While this may seem a reasonable link, in my experience at this time this is not the case. Two things stand out at least: First, unemployment is short-term and the income will run out, even with extensions. A job is a potential for life long employment, or at least keeps you current in the workforce until you find a better job. Additionally, unemployment income does not nearly cover expenses as a paycheck used to.
Second, a job offers health insurance benefits. This alone is worth a family about $1600 per month or more.... considering that there isn't even access to a good plan without an employer.
I might also add that this economy is extreme--many jobs have been off-shored: they are no longer available. Businesses as well as government and public employers such as schools are forced to cut back, so that there are far fewer jobs open in any sector than in any other time since we have had unemployment insurance.

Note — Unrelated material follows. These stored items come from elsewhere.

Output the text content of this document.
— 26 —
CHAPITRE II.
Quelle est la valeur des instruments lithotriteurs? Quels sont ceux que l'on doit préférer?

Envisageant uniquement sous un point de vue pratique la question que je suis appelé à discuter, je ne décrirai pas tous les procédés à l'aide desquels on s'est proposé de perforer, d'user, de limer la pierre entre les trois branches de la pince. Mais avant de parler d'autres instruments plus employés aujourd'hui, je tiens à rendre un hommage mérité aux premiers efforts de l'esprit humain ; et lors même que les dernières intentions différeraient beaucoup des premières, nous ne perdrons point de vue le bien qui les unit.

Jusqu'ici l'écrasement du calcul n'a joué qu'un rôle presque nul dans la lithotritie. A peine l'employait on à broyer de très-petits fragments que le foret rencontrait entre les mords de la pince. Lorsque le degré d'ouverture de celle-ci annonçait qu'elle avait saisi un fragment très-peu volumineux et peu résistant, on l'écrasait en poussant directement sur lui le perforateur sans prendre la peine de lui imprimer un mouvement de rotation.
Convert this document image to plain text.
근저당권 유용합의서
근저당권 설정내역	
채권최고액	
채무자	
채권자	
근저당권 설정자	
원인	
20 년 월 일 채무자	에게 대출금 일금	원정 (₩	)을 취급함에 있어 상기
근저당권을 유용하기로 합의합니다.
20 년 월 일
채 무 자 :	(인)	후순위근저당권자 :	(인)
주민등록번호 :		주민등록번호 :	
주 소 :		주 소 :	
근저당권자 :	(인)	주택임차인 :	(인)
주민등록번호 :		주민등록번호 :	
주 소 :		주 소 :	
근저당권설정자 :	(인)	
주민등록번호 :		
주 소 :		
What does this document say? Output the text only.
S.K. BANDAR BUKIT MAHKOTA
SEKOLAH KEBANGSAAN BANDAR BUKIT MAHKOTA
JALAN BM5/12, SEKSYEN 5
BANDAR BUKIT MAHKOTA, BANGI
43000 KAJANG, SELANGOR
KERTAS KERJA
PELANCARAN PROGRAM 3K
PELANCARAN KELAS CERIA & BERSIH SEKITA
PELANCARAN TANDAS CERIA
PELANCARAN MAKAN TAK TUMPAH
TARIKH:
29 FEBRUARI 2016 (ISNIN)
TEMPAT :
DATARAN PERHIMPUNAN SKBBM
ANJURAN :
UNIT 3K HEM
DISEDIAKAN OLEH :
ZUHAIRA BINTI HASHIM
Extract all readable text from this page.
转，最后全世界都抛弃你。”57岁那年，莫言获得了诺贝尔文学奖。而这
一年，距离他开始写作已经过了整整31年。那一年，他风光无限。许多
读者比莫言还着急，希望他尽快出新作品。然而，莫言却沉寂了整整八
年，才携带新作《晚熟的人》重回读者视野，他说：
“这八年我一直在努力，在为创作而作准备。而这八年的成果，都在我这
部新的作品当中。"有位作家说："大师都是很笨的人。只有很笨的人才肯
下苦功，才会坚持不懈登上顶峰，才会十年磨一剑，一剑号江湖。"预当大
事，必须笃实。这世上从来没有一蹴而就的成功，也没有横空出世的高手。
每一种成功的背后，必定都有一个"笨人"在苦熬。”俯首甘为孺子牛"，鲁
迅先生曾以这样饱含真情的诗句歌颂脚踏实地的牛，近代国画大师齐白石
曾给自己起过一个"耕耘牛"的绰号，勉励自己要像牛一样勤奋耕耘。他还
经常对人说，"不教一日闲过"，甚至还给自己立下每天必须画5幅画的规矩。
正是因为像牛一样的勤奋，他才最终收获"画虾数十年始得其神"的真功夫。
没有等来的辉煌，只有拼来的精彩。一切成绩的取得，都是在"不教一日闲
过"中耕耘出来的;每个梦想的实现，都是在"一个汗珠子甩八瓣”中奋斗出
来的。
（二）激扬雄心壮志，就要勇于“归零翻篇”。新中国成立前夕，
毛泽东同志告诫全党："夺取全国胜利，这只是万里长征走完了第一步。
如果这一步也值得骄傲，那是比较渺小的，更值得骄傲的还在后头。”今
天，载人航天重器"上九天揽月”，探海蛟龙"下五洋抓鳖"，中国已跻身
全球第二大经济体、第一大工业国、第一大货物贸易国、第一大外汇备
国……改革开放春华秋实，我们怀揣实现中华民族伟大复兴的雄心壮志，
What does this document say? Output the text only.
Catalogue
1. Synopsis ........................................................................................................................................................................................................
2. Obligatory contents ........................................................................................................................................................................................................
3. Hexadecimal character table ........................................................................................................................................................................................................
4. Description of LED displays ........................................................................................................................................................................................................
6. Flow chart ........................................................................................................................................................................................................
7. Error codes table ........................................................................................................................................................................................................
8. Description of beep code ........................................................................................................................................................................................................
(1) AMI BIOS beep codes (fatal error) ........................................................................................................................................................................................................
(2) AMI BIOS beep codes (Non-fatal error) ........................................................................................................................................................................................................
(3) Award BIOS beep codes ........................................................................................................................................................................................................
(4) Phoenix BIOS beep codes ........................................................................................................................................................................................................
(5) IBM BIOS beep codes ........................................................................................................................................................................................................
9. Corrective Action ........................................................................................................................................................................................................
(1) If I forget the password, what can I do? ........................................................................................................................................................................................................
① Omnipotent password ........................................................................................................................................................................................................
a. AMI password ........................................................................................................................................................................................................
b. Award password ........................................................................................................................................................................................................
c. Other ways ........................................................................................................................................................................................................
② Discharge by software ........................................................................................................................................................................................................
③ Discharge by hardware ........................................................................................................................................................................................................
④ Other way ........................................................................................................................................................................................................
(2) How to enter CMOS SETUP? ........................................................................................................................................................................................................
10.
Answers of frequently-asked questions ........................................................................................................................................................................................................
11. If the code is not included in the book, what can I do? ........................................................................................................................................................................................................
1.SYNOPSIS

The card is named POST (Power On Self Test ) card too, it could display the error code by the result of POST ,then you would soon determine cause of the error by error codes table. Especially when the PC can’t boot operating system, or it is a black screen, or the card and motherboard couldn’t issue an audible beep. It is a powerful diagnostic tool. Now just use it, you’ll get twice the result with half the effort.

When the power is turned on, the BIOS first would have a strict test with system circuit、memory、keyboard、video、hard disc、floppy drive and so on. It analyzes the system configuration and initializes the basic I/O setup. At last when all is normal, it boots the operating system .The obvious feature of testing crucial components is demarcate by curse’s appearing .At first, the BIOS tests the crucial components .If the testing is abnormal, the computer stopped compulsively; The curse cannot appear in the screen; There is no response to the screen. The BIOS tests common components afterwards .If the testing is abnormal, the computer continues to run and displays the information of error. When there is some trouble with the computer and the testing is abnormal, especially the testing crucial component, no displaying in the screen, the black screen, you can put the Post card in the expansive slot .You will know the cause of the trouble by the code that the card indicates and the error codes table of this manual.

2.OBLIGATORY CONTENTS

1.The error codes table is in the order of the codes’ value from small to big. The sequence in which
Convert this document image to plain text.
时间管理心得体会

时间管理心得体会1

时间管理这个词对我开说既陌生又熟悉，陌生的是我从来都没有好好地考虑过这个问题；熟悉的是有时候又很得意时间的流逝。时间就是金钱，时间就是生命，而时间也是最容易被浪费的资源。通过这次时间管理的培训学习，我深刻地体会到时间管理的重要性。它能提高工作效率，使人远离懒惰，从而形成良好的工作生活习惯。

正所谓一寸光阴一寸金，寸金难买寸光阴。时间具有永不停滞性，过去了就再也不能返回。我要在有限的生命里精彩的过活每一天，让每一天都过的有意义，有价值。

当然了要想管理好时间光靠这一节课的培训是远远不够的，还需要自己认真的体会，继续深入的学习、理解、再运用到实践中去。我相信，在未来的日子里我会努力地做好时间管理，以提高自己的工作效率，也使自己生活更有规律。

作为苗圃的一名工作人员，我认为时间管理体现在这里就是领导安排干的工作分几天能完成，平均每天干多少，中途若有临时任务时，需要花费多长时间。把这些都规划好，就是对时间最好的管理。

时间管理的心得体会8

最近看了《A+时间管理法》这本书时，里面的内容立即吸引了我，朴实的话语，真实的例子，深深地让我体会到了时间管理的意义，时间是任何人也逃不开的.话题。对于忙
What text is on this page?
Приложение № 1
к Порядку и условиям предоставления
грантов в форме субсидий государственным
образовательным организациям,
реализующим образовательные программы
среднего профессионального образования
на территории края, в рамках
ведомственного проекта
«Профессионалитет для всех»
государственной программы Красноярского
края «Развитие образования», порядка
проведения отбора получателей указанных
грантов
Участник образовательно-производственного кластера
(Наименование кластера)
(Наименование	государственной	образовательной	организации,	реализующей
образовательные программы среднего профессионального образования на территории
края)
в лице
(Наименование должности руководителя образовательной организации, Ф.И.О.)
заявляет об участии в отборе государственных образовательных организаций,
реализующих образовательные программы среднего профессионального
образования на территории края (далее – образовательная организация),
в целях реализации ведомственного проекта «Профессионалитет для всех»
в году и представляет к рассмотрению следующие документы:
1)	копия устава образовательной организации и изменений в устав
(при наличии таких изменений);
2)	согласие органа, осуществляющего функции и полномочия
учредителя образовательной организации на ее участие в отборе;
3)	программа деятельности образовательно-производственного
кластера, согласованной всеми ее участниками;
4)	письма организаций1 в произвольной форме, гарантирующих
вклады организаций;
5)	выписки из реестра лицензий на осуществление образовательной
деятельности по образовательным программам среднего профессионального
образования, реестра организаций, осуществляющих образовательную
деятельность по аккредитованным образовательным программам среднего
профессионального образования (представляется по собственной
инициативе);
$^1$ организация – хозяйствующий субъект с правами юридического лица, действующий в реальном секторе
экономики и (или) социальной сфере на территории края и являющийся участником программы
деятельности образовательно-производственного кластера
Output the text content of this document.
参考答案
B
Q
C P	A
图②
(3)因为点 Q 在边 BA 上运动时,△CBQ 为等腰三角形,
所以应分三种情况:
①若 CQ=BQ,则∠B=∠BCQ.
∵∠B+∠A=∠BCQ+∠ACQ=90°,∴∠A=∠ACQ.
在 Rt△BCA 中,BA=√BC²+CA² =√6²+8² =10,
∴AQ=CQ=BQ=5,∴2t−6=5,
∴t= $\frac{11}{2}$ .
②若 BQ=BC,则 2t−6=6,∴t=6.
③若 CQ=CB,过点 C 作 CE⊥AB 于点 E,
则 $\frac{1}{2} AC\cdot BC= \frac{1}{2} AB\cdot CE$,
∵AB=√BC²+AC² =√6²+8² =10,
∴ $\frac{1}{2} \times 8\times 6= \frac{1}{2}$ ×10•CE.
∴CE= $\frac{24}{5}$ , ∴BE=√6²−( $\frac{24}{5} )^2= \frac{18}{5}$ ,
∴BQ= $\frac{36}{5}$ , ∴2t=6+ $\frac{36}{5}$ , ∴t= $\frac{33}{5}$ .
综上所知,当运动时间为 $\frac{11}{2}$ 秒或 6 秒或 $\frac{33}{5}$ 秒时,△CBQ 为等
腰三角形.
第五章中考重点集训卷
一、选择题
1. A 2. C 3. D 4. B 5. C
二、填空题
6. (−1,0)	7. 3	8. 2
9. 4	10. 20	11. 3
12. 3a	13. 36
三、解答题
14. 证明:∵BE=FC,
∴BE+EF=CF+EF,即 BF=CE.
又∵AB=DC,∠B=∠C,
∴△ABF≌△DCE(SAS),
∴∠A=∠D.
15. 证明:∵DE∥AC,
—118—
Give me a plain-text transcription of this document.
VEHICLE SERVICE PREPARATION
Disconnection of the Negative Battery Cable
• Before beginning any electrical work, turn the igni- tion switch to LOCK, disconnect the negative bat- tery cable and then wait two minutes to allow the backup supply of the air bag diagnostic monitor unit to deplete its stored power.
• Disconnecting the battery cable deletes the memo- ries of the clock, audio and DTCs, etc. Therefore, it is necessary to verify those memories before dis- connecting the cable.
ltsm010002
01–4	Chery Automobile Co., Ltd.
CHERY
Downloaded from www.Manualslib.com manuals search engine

I wonder when the study was done that the Kato Institute representative was drawing data from?
If it was not from this year, I am skeptical of it's findings.

Tad DeHaven's agenda

I would like to thank Commissioner Reardon for bringing the conversation back to a place of reality following Mr. DeHaven's recitation of Cato Institute talking points.

Mr. DeHaven's outrageous assertion that COBRA subsidies and unemployment insurance payments are a disincentive to looking for work is a position could only be taken by someone who is not experiencing the hardships of unemployment.

I have been looking for employment unsuccessfuly for a year and have applied for positions that pay 1/4 of my former salary but which provide health care benefits for my family. The ideology of the Cato institute and the agenda of it's spokesperson Mr. DeHaven is unrealistic, out-of-touch and deeply offensive to those in our community scraping by for food and warm shelter - and for whom health care is a luxury.

questioning goals

I listened to the speaker form the Kato Institute and tried to give him a fair listen. When, at the end, he attributed business' lack of confidence to hire to their concerns that the White House would be changing policies on everything from Climate Change to Health Care, he lost me. I feel that he used the show as a platform to spread his own political ideas and values. It seemed a stretch to think that business' real reason for not hiring more workers was not that the economy was so unpredictable. He lost credibility when he tied those together, for me.

Cobra Subsidy Extension

I am the wife of a disabled man. He has multiple myeloma stage 3 cancer and his spine is fractured from top to bottom. He cannot be left home alone because he is a fall risk so I am in no position to seek employment unless the Government would like to send somebody to sit with my husband while I work. I am on Cobra, he worked all of his life until he was diagnosed with cancer. Without the subsidy I cannot afford health insurance. Please remember there are a lot of us out here needing the cobra subsidy who have not chosen to be in the position we are in and have no place to turn for help or income.